Orchestrate Processes via Scheduled Task Chains
The SAP HANA data warehousing scheduler (DWS) is a scheduling and process organizing tool that comes with the Data Warehouse Foundation (DWF) that we introduced in Unit 1. You can use the DWF to:
- Define task chains to design dependencies of individual data load processes
- Use flexible and simple scheduling instructions
- Monitor job executions and logs
DWS provides a UI to design task chains. Similarly to the flowgraph GUI and the calculation view GUI, you can create powerful workflows on the basis of nodes and connections between the nodes. These task chains are then used by the DWS to control and orchestrate processes in the Data Warehouse. Task chains are based on Triggers, Tasks, and Collectors. Every task chain has a Trigger that starts the execution of successor Tasks and Collectors. Tasks are the actual jobs that are supposed to be executed. Collectors control the execution order of Tasks.
The following Task types can be used:
- Task chain: Execute another task chain
- Activate NDSO: Activate all requests of a given datastore
- Load via SQL: Write the result set of a query to a specified inbound table
- Load from a URL: Retrieve a CSV resource from the web and write it to a specified inbound table
- Execute flowgraph: Execute a flowgraph without parameters
- Execute Procedure: Execute a procedure (SAP HANA database procedures, for example)
- Clear Log: Delete all logs older than the entered parameter
The following Collector types can be used:
- First: The successor tasks of the first task are executed when the first task is reached by one of its predecessor tasks the first time. Use this collection process when you want to combine processes and when further processing is dependent on all these predecessors.
- Last: The successor tasks of the last task are executed after all its predecessor tasks have reached the last task. Use this collection process when you want to process processes in parallel and schedule further independent processes after these ones.
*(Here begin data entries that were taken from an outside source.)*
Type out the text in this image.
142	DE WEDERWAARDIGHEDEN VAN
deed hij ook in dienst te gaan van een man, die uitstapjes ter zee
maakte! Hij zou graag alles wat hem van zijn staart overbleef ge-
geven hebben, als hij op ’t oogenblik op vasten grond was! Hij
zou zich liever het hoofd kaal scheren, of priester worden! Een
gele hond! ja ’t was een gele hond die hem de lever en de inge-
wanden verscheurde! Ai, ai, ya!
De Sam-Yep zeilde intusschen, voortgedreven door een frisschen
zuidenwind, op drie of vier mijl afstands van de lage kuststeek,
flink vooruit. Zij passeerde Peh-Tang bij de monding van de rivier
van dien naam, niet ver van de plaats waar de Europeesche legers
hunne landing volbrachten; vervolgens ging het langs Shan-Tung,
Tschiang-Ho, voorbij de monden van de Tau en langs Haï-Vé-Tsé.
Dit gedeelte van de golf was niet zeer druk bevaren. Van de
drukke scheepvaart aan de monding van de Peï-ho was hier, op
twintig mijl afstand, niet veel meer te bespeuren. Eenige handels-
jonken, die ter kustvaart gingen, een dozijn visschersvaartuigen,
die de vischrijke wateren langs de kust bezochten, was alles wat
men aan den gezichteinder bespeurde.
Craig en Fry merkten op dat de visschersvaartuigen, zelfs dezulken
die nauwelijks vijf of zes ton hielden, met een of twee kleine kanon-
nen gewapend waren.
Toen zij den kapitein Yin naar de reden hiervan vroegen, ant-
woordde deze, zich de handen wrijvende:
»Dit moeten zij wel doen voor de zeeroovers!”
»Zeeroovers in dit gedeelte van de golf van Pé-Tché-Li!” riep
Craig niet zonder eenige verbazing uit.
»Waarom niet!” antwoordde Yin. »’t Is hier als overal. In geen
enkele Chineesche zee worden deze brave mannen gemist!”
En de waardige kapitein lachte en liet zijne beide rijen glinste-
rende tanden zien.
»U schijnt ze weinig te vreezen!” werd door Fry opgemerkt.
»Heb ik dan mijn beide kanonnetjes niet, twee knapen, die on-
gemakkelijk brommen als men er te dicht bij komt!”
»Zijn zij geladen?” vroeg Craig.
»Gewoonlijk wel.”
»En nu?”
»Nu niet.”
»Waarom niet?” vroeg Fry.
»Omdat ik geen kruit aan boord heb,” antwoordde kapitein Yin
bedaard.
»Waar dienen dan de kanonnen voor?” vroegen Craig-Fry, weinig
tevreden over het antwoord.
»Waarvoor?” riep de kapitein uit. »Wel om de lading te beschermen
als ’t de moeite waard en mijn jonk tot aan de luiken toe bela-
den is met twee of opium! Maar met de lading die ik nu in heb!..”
Powerful Scheduling Options
To set schedules for your task chains you can choose from immediate execution as well as cron-based or discrete schedule definition. Immediate schedules are executed right away. The cron-based definition utilizes cron expression - known from the same-named UNIX utility. A cron expression is a string comprising of seven fields which is used to define specific date-times. Choosing the discrete schedule type, you can manually pick a start and end time, an interval time, and an interval unit.
Task Chain Examples
The task chain for the BID starts the execution of the flowgraphs which provision the BID tables with data from the staged tables. The important aspect here is that within the task chain the Hub Table flowgraphs are executed first. This is because the surrogate keys are created in the hub table flowgraphs. The subsequent flowgraphs for the link and satellite tables depend on these surrogate keys and would fail if the surrogate key columns in the hub tables were empty. For this reason, it is very important to work with Collectors of the type Last in this task chain. The Last Collectors control the execution of Tasks within the task chain. The first Collector after the hub table flowgraphs makes sure that the Link Table flowgraphs only start execution as soon as all hub table flowgraphs are finished. The second Last Collector after the Link Tables does the same, but for the satellite tables. The Last Collector after the satellite table flowgraphs is optional. Note that the screenshot below shows only a snippet of the whole task chain, which includes the execution of all hub, link, and satellite table flowgraphs.
The orchestration task chain starts the execution of "child" task chains which execute the flowgraphs that provision their respective DWH areas with data. There are child task chains for the areas Stage, BID, and RAW. Note the execution order of the task chains. It is important to first execute the Stage task chain because the BID flowgraphs depend on the staged tables which are the output of the Stage flowgraphs. It is also important that the BID task chain is executed before the RAW task chain, because the BID Tables that result from the BID flowgraphs include the surrogate keys that are necessary to successfully execute the RAW flowgraphs which depend on the surrogate keys.
Comprehensive Monitoring and Logging
Each task chain execution is monitored and logged. You can see the comprehensive execution information, including the status of each execution and the respective log details, in the Data Warehouse Monitor.